On Jan 6, 2021, at 6:29 PM, Rainfall2013 notifications@github.com wrote:

The solution is for you to fill in the nans however you want before calling TA-Lib.

See, for example, how pandas.DataFrame.fillna has a few different algorithms:

https://pandas.pydata.org/pandas-docs/stable/reference/api/pandas.DataFrame.fillna.html

I don't think there's a reasonable default for TA-Lib to do here...

If I fill the nans with 0s, it will result in some other issues like underweight the MA values after the 0s. So, there are no methods for TA-Lib indicators to handle nans directly?

— You are receiving this because you commented. Reply to this email directly, view it on GitHub, or unsubscribe.

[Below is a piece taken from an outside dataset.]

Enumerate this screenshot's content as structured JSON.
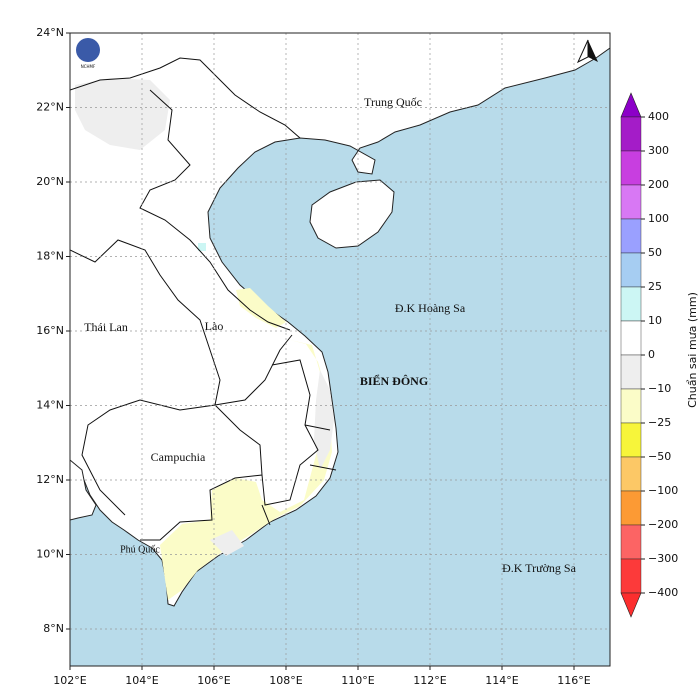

Rainfall2013 commented 3 years ago

Thank you very much for the reply. Maybe I didn't clarify what I really want. In fact, the nans are used to separate the datas from different datasets, so they should be retained. I hope the TA-Lib can handle the nans as follows: f = np.array([nan, 1, 2, 3, 4, 5, 6, nan, nan, 3, 4, 5, 6, 7]) talib.MA(f,2) should return an array: array([nan, nan, 1.5, 2.5, 3.5, 4.5, 5.5, nan, nan, nan, 3.5, 4.5, 5.5, 6.5]) instead of array([nan, nan, 1.5, 2.5, 3.5, 4.5, 5.5, nan, nan, nan, nan, nan, nan,nan]) Whether this can be acieved?